Negotiation and finalisation

A good broker can negotiate with lenders to secure the best possible terms for your mortgage. Once a lender agrees to offer you a mortgage, the broker will help you finalize the details and complete any remaining paperwork.

Benefits of using a broker

Access to specialist lenders: Brokers have connections with lenders who may not be directly accessible to the public.

Expert advice: Brokers provide professional advice tailored to your unique situation.

Time-saving: Brokers handle the legwork of finding and negotiating with lenders, saving you time and effort.

Improved chances of approval: A broker can help present your financial situation in the best possible light, improving your chances of mortgage approval.

FAQs

What size mortgage can a zero-hour worker get?

The size of the mortgage a zero-hour worker can get depends on various factors including their income stability, credit score, deposit size, and overall financial situation. Lenders typically assess your average income over a certain period, often 12 months, and use this to determine how much you can borrow. Generally, you can expect to borrow up to 4-5 times your annual income. However, having a larger deposit and a strong credit history can enhance your borrowing capacity.

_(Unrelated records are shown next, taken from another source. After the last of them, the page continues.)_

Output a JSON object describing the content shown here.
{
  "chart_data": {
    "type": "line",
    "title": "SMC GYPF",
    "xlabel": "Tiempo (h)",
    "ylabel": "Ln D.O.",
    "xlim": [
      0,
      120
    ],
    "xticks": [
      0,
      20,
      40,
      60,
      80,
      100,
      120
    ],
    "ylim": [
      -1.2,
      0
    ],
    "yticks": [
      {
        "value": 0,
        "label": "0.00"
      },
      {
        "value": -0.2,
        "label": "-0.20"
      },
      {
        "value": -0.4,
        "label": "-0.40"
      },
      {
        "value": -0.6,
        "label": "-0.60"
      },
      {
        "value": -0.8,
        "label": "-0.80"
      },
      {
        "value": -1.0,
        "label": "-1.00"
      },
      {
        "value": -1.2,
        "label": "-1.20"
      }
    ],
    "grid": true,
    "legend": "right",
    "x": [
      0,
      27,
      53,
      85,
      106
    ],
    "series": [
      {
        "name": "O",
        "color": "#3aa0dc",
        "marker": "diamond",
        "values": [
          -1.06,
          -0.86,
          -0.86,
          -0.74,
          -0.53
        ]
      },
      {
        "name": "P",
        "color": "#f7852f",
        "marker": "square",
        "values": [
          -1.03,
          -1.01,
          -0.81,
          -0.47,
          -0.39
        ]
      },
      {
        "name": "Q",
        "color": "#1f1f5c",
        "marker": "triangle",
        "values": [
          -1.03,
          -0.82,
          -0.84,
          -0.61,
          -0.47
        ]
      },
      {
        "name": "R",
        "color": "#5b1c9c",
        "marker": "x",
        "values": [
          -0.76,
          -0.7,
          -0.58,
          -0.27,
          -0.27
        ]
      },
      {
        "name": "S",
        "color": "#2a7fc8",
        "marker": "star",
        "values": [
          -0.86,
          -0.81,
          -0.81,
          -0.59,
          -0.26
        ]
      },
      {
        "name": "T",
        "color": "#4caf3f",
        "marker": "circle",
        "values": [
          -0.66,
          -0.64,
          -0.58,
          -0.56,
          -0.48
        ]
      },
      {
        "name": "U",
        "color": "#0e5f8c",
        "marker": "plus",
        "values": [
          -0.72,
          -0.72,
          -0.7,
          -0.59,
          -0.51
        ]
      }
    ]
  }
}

It’s advisable to consult with a mortgage broker who can help identify lenders more willing to work with zero-hour contract workers and provide a clearer estimate based on your specific circumstances.

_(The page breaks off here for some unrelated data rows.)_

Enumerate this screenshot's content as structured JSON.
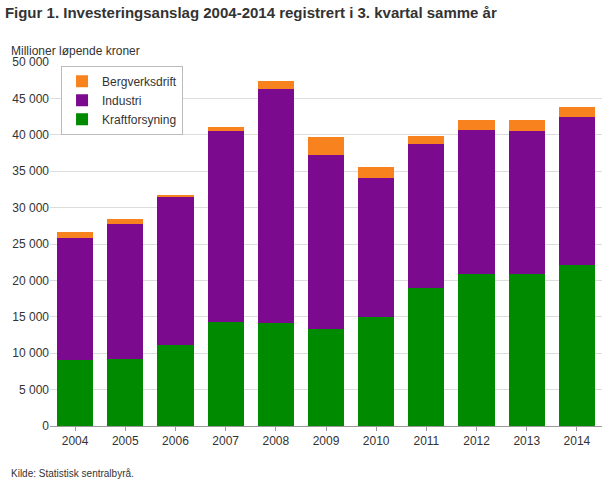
{
  "chart_data": {
    "type": "bar",
    "title": "Figur 1. Investeringsanslag 2004-2014 registrert i 3. kvartal samme år",
    "y_label": "Millioner løpende kroner",
    "annotations": [
      "Kilde: Statistisk sentralbyrå."
    ],
    "categories": [
      "2004",
      "2005",
      "2006",
      "2007",
      "2008",
      "2009",
      "2010",
      "2011",
      "2012",
      "2013",
      "2014"
    ],
    "series": [
      {
        "name": "Kraftforsyning",
        "color": "#008a00",
        "values": [
          9000,
          9200,
          11100,
          14300,
          14100,
          13300,
          15000,
          19000,
          20900,
          20900,
          22100
        ]
      },
      {
        "name": "Industri",
        "color": "#7c0a8f",
        "values": [
          16800,
          18500,
          20300,
          26200,
          32200,
          23900,
          19000,
          19800,
          19800,
          19600,
          20400
        ]
      },
      {
        "name": "Bergverksdrift",
        "color": "#f7821e",
        "values": [
          800,
          700,
          400,
          600,
          1100,
          2500,
          1600,
          1100,
          1400,
          1600,
          1300
        ]
      }
    ],
    "stacked": true,
    "legend": "top-left",
    "grid": true,
    "ylim": [
      0,
      50000
    ],
    "yticks": [
      0,
      {
        "value": 5000,
        "label": "5 000"
      },
      {
        "value": 10000,
        "label": "10 000"
      },
      {
        "value": 15000,
        "label": "15 000"
      },
      {
        "value": 20000,
        "label": "20 000"
      },
      {
        "value": 25000,
        "label": "25 000"
      },
      {
        "value": 30000,
        "label": "30 000"
      },
      {
        "value": 35000,
        "label": "35 000"
      },
      {
        "value": 40000,
        "label": "40 000"
      },
      {
        "value": 45000,
        "label": "45 000"
      },
      {
        "value": 50000,
        "label": "50 000"
      }
    ]
  }
}
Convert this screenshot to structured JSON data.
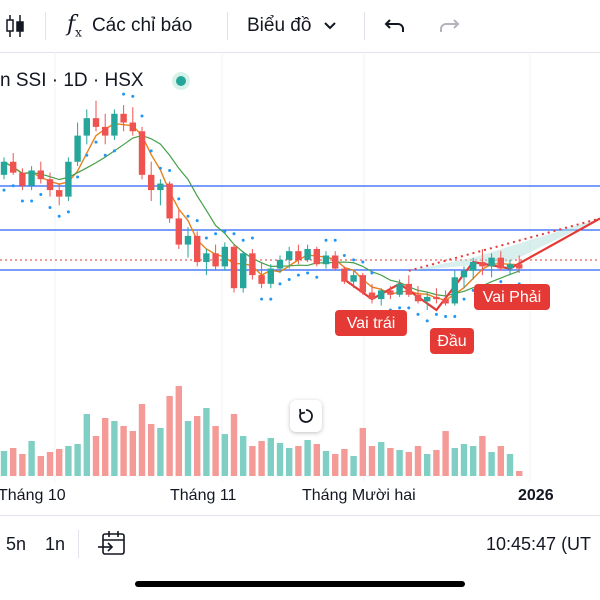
{
  "toolbar": {
    "indicators_label": "Các chỉ báo",
    "chart_type_label": "Biểu đồ",
    "icons": [
      "candles-icon",
      "fx-icon",
      "chevron-down-icon",
      "undo-icon",
      "redo-icon"
    ]
  },
  "symbol": {
    "text": "n SSI · 1D · HSX",
    "status_color": "#26a69a"
  },
  "chart_data": {
    "type": "candlestick",
    "pattern_labels": [
      "Vai trái",
      "Đầu",
      "Vai Phải"
    ],
    "x_tick_labels": [
      "Tháng 10",
      "Tháng 11",
      "Tháng Mười hai",
      "2026"
    ],
    "colors": {
      "up": "#26a69a",
      "down": "#ef5350",
      "ma_fast": "#e8811a",
      "ma_slow": "#43a047",
      "psar": "#2196f3",
      "pattern": "#e53935",
      "levels": "#2962ff"
    },
    "horizontal_levels": [
      "upper",
      "middle",
      "current",
      "lower"
    ],
    "price_axis_visible": false,
    "candles": [
      [
        0.62,
        0.7,
        0.6,
        0.68
      ],
      [
        0.68,
        0.72,
        0.62,
        0.63
      ],
      [
        0.63,
        0.65,
        0.55,
        0.57
      ],
      [
        0.57,
        0.66,
        0.55,
        0.64
      ],
      [
        0.64,
        0.68,
        0.58,
        0.6
      ],
      [
        0.6,
        0.63,
        0.52,
        0.55
      ],
      [
        0.55,
        0.58,
        0.48,
        0.52
      ],
      [
        0.52,
        0.7,
        0.5,
        0.68
      ],
      [
        0.68,
        0.86,
        0.66,
        0.8
      ],
      [
        0.8,
        0.92,
        0.76,
        0.88
      ],
      [
        0.88,
        0.96,
        0.82,
        0.84
      ],
      [
        0.84,
        0.9,
        0.76,
        0.8
      ],
      [
        0.8,
        0.92,
        0.78,
        0.9
      ],
      [
        0.9,
        0.94,
        0.82,
        0.86
      ],
      [
        0.86,
        0.93,
        0.8,
        0.82
      ],
      [
        0.82,
        0.84,
        0.6,
        0.62
      ],
      [
        0.62,
        0.68,
        0.5,
        0.55
      ],
      [
        0.55,
        0.6,
        0.48,
        0.58
      ],
      [
        0.58,
        0.59,
        0.4,
        0.42
      ],
      [
        0.42,
        0.46,
        0.28,
        0.3
      ],
      [
        0.3,
        0.38,
        0.24,
        0.34
      ],
      [
        0.34,
        0.36,
        0.2,
        0.22
      ],
      [
        0.22,
        0.28,
        0.16,
        0.26
      ],
      [
        0.26,
        0.3,
        0.18,
        0.2
      ],
      [
        0.2,
        0.31,
        0.18,
        0.29
      ],
      [
        0.29,
        0.3,
        0.08,
        0.1
      ],
      [
        0.1,
        0.27,
        0.08,
        0.26
      ],
      [
        0.26,
        0.28,
        0.14,
        0.16
      ],
      [
        0.16,
        0.22,
        0.1,
        0.12
      ],
      [
        0.12,
        0.21,
        0.1,
        0.19
      ],
      [
        0.19,
        0.25,
        0.17,
        0.23
      ],
      [
        0.23,
        0.29,
        0.19,
        0.27
      ],
      [
        0.27,
        0.3,
        0.21,
        0.23
      ],
      [
        0.23,
        0.3,
        0.22,
        0.28
      ],
      [
        0.28,
        0.29,
        0.2,
        0.21
      ],
      [
        0.21,
        0.27,
        0.19,
        0.25
      ],
      [
        0.25,
        0.27,
        0.18,
        0.19
      ],
      [
        0.19,
        0.2,
        0.12,
        0.13
      ],
      [
        0.13,
        0.18,
        0.1,
        0.16
      ],
      [
        0.16,
        0.17,
        0.07,
        0.08
      ],
      [
        0.08,
        0.12,
        0.03,
        0.05
      ],
      [
        0.05,
        0.1,
        0.02,
        0.09
      ],
      [
        0.09,
        0.11,
        0.05,
        0.07
      ],
      [
        0.07,
        0.14,
        0.06,
        0.12
      ],
      [
        0.12,
        0.16,
        0.06,
        0.07
      ],
      [
        0.07,
        0.11,
        0.03,
        0.04
      ],
      [
        0.04,
        0.08,
        0.0,
        0.06
      ],
      [
        0.06,
        0.1,
        0.03,
        0.05
      ],
      [
        0.05,
        0.09,
        0.02,
        0.03
      ],
      [
        0.03,
        0.18,
        0.02,
        0.15
      ],
      [
        0.15,
        0.2,
        0.1,
        0.18
      ],
      [
        0.18,
        0.24,
        0.14,
        0.22
      ],
      [
        0.22,
        0.28,
        0.16,
        0.2
      ],
      [
        0.2,
        0.26,
        0.15,
        0.24
      ],
      [
        0.24,
        0.27,
        0.18,
        0.19
      ],
      [
        0.19,
        0.23,
        0.16,
        0.21
      ],
      [
        0.21,
        0.25,
        0.17,
        0.19
      ]
    ],
    "volumes": [
      0.25,
      0.28,
      0.22,
      0.35,
      0.2,
      0.24,
      0.27,
      0.3,
      0.32,
      0.62,
      0.4,
      0.58,
      0.55,
      0.5,
      0.45,
      0.72,
      0.52,
      0.48,
      0.8,
      0.9,
      0.55,
      0.6,
      0.68,
      0.5,
      0.42,
      0.62,
      0.4,
      0.3,
      0.35,
      0.38,
      0.33,
      0.28,
      0.3,
      0.36,
      0.32,
      0.25,
      0.22,
      0.27,
      0.2,
      0.48,
      0.3,
      0.34,
      0.28,
      0.26,
      0.24,
      0.3,
      0.22,
      0.26,
      0.45,
      0.28,
      0.32,
      0.3,
      0.4,
      0.24,
      0.3,
      0.22,
      0.05
    ]
  },
  "reset_icon": "reset-icon",
  "bottom": {
    "range_5n": "5n",
    "range_1n": "1n",
    "time": "10:45:47 (UT",
    "goto_icon": "goto-date-icon"
  }
}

Is it more expensive to get a mortgage as a zero-hour contractor?

Yes, it can be more expensive to get a mortgage as a zero-hour contractor. Lenders perceive zero-hour contract workers as higher risk due to the variable nature of their income. As a result, you might face higher interest rates compared to those with more stable, salaried employment. Additionally, lenders may require a larger deposit to offset the perceived risk. However, by maintaining a good credit score, providing thorough documentation of your income, and working with a mortgage broker to find flexible lenders, you can potentially secure more favourable terms and rates.

Will I be able to get a joint-contract mortgage if I have a zero-hour contract?

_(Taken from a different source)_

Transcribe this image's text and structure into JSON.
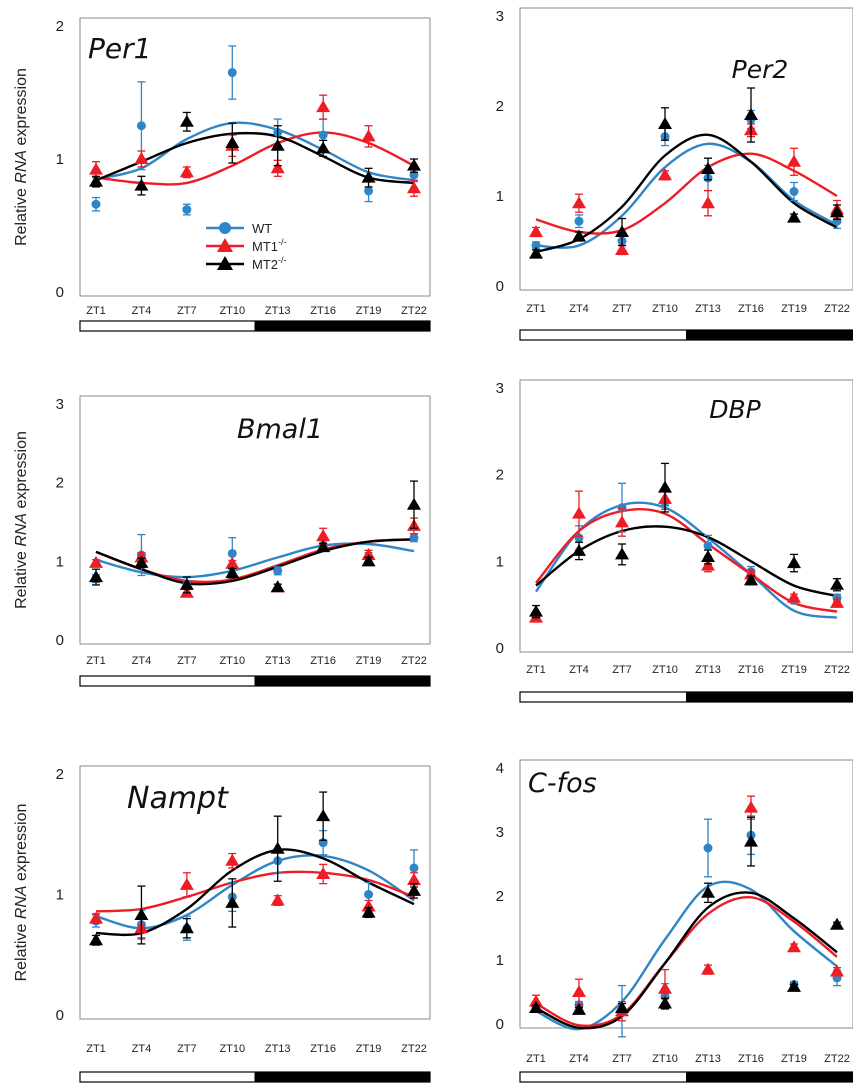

Yes, you can get a joint mortgage if you have a zero-hour contract, provided your co-applicant has a stable income and a strong financial profile. The lender will consider the combined financial strength of both applicants. The stable income of your co-applicant can help mitigate the risks associated with your variable income, making the overall application more attractive to lenders. It is important to provide comprehensive documentation of both your incomes and maintain a good credit score. Consulting with a mortgage broker can also help identify lenders who are more accommodating to joint applications involving zero-hour contract workers.

Are self-certification mortgages still available?

No, self-certification mortgages are no longer available in the UK. These types of mortgages, which allowed borrowers to self-declare their income without providing proof, were banned in 2011 due to concerns over affordability and the risk of borrowers overestimating their income. As a result, lenders now require comprehensive documentation to verify income and assess affordability. If you have a non-traditional employment situation, such as a zero-hour contract, it’s essential to provide detailed evidence of your earnings and financial stability to secure a mortgage. Working with a mortgage broker can help you navigate these requirements and find suitable lenders.